Rock Stress in Tasmania

Hills, Peter1

1Pitt & Sherry Operations Pty Ltd, Hobart, Australia

Rock stress can have a profound impact on underground excavations in mining and civil space. Rock stress measurement was first undertaken in Tasmania to inform the design of excavations for the Poatina Power Station in 1960 and led to an innovative trapezoidal section to the crown of station cavern in near horizontal Permian sediments. Since that time stress measurements have been undertaken at 15 sites across western and northern Tasmania and this has provided a database, which in addition to assisting in the management of individual assets, has allowed a number of more general observations to be made[1].
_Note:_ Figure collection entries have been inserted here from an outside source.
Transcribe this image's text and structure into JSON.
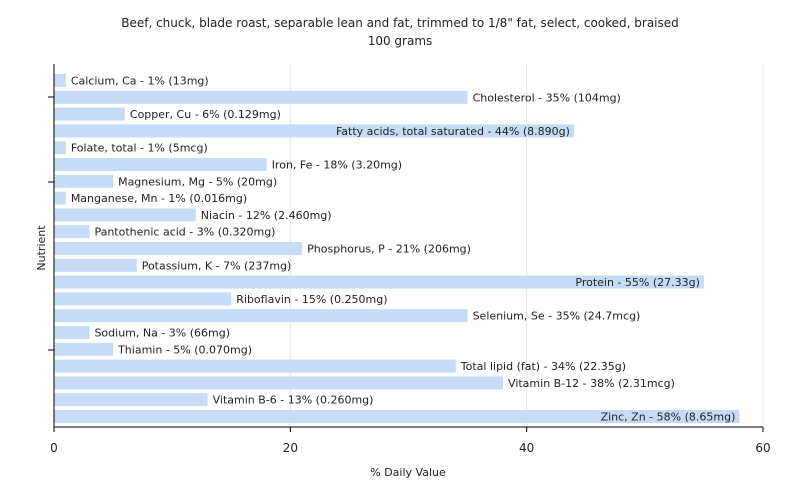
{
  "chart_data": {
    "type": "bar",
    "orientation": "horizontal",
    "title": "Beef, chuck, blade roast, separable lean and fat, trimmed to 1/8\" fat, select, cooked, braised",
    "subtitle": "100 grams",
    "xlabel": "% Daily Value",
    "ylabel": "Nutrient",
    "xlim": [
      0,
      60
    ],
    "xticks": [
      "0",
      "20",
      "40",
      "60"
    ],
    "grid": true,
    "bar_color": "#c6dcf6",
    "categories": [
      "Calcium, Ca",
      "Cholesterol",
      "Copper, Cu",
      "Fatty acids, total saturated",
      "Folate, total",
      "Iron, Fe",
      "Magnesium, Mg",
      "Manganese, Mn",
      "Niacin",
      "Pantothenic acid",
      "Phosphorus, P",
      "Potassium, K",
      "Protein",
      "Riboflavin",
      "Selenium, Se",
      "Sodium, Na",
      "Thiamin",
      "Total lipid (fat)",
      "Vitamin B-12",
      "Vitamin B-6",
      "Zinc, Zn"
    ],
    "values": [
      1,
      35,
      6,
      44,
      1,
      18,
      5,
      1,
      12,
      3,
      21,
      7,
      55,
      15,
      35,
      3,
      5,
      34,
      38,
      13,
      58
    ],
    "labels": [
      "Calcium, Ca - 1% (13mg)",
      "Cholesterol - 35% (104mg)",
      "Copper, Cu - 6% (0.129mg)",
      "Fatty acids, total saturated - 44% (8.890g)",
      "Folate, total - 1% (5mcg)",
      "Iron, Fe - 18% (3.20mg)",
      "Magnesium, Mg - 5% (20mg)",
      "Manganese, Mn - 1% (0.016mg)",
      "Niacin - 12% (2.460mg)",
      "Pantothenic acid - 3% (0.320mg)",
      "Phosphorus, P - 21% (206mg)",
      "Potassium, K - 7% (237mg)",
      "Protein - 55% (27.33g)",
      "Riboflavin - 15% (0.250mg)",
      "Selenium, Se - 35% (24.7mcg)",
      "Sodium, Na - 3% (66mg)",
      "Thiamin - 5% (0.070mg)",
      "Total lipid (fat) - 34% (22.35g)",
      "Vitamin B-12 - 38% (2.31mcg)",
      "Vitamin B-6 - 13% (0.260mg)",
      "Zinc, Zn - 58% (8.65mg)"
    ]
  }
}
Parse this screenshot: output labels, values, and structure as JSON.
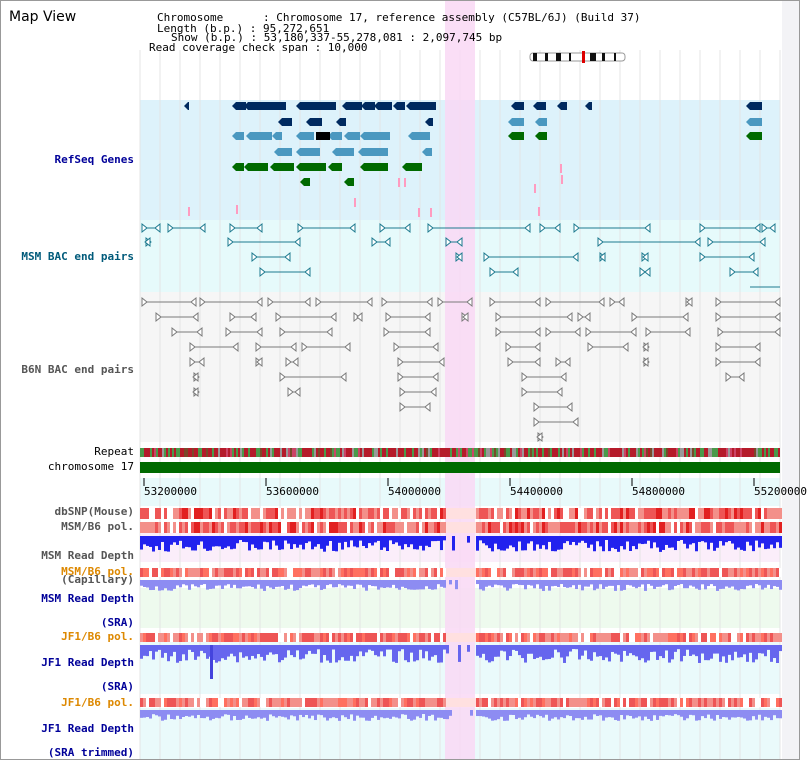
{
  "page_title": "Map View",
  "info": {
    "chromosome": "Chromosome      : Chromosome 17, reference assembly (C57BL/6J) (Build 37)",
    "length": "Length (b.p.) : 95,272,651",
    "show": "Show (b.p.) : 53,180,337-55,278,081 : 2,097,745 bp",
    "span": "Read coverage check span : 10,000"
  },
  "tracks": {
    "refseq": "RefSeq Genes",
    "msm_bac": "MSM BAC end pairs",
    "b6n_bac": "B6N BAC end pairs",
    "repeat": "Repeat",
    "chromosome": "chromosome 17",
    "dbsnp": "dbSNP(Mouse)",
    "msm_b6_pol1": "MSM/B6 pol.",
    "msm_depth_cap_1": "MSM Read Depth",
    "msm_depth_cap_2": "(Capillary)",
    "msm_b6_pol2": "MSM/B6 pol.",
    "msm_depth_sra_1": "MSM Read Depth",
    "msm_depth_sra_2": "(SRA)",
    "jf1_pol1": "JF1/B6 pol.",
    "jf1_depth_1": "JF1 Read Depth",
    "jf1_depth_2": "(SRA)",
    "jf1_pol2": "JF1/B6 pol.",
    "jf1_trim_1": "JF1 Read Depth",
    "jf1_trim_2": "(SRA trimmed)"
  },
  "axis": {
    "ticks": [
      "53200000",
      "53600000",
      "54000000",
      "54400000",
      "54800000",
      "55200000"
    ]
  },
  "colors": {
    "refseq_bg": "#ddf2fb",
    "msm_bg": "#e6fafb",
    "b6n_bg": "#f6f6f6",
    "highlight": "#f9d8f4",
    "gene_navy": "#002a60",
    "gene_steel": "#4a98c0",
    "gene_green": "#006a00",
    "msm_feature": "#1d7a8f",
    "b6n_feature": "#7a7a7a",
    "depth_blue": "#2222ee",
    "depth_sra": "#8d8cf2",
    "label_dark_blue": "#000099",
    "label_teal": "#005a7a",
    "label_orange": "#dd8800"
  }
}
Rock stress is the result of tectonic forces and overburden pressures. The former creates a background stress condition that is widely evident within a given geological terrane. All Tasmania’s stress measurements have been undertaken in the Western Tasmanian Terrane and indicate a major principal stress (σ1) orientation striking WSW-ENE which is an anticlockwise rotation from that observed in Victoria where measurements have largely been undertaken in rocks of the Lachlan Fold Belt. This is thought to reflect upon the key location of Tasmania during the accretion of Gondwanaland and the eventual separation from Antarctica. The latter typically reflects depth below surface with the magnitude of the stress generally increasing with depth. In most cases in Australia, and it is the case in Tasmania, that the orientation of the minor principal stress (σ3) steep and consequently the intermediate principal stress (σ2) is relatively flat. The general stress condition in Tasmania can be described in terms of orientation and magnitude as follows:

  • σ1; 23°/261°         (0.039 x depth) + 10.7 MPa
  • σ2; 15°/164°         035 x depth MPa
  • σ3; 62°/043°         023 x depth MPa

Local geological and geomorphological setting can significantly impact the stress locally. At Cethana Power Station the stress measured in the crown of the station prior to excavation of the cavern was found to be four times the expected magnitude. However it is readily explained by its location in the steep sided Forth River Gorge which was rapidly cut through the Fossey Mountains during relatively recent glaciation. At Hellyer Mine the magnitude of the measured stress is more-or-less consistent with the depth of the measurements beneath the Waratah Plateau, but the orientation of the shallower measurements is strongly influenced by the orientation of the nearby Southwell River Gorge. Renison Mine provides a further example where the orientation of the stress field is strongly influenced by the orientation of the Federal-Bassett Fault and the associated Pine Hill Horst.

Stress measurement in Tasmania has been undertaken for direct engineering construction as in the case of the John Butters Tunnel where is was specifically directed at determination of the length of tunnel lining required. It has also been used extensively to understand the orientation and magnitude of the stress condition in deep mines at Mount Lyell, Renison, Rosebery and Beaconsfield and assist with excavation, and particularly, stope design. Stress change due to extraction has also been monitored at those mines as well as Dolphin and Cleveland.

[1] Hills, P B, 2020. Tasmanian rock stress, Australian Geomechanics, 55(1), 77-111.


Originally graduating as a geologist at UTAS in the early 1980’s, Peter undertook further studies in rock mechanics and Commenced transitioning to mining geomechanics over the following 10-15 years. He now consults in the field geomechanics after a 30 year career in underground mines in Tasmania and Papua New Guinea.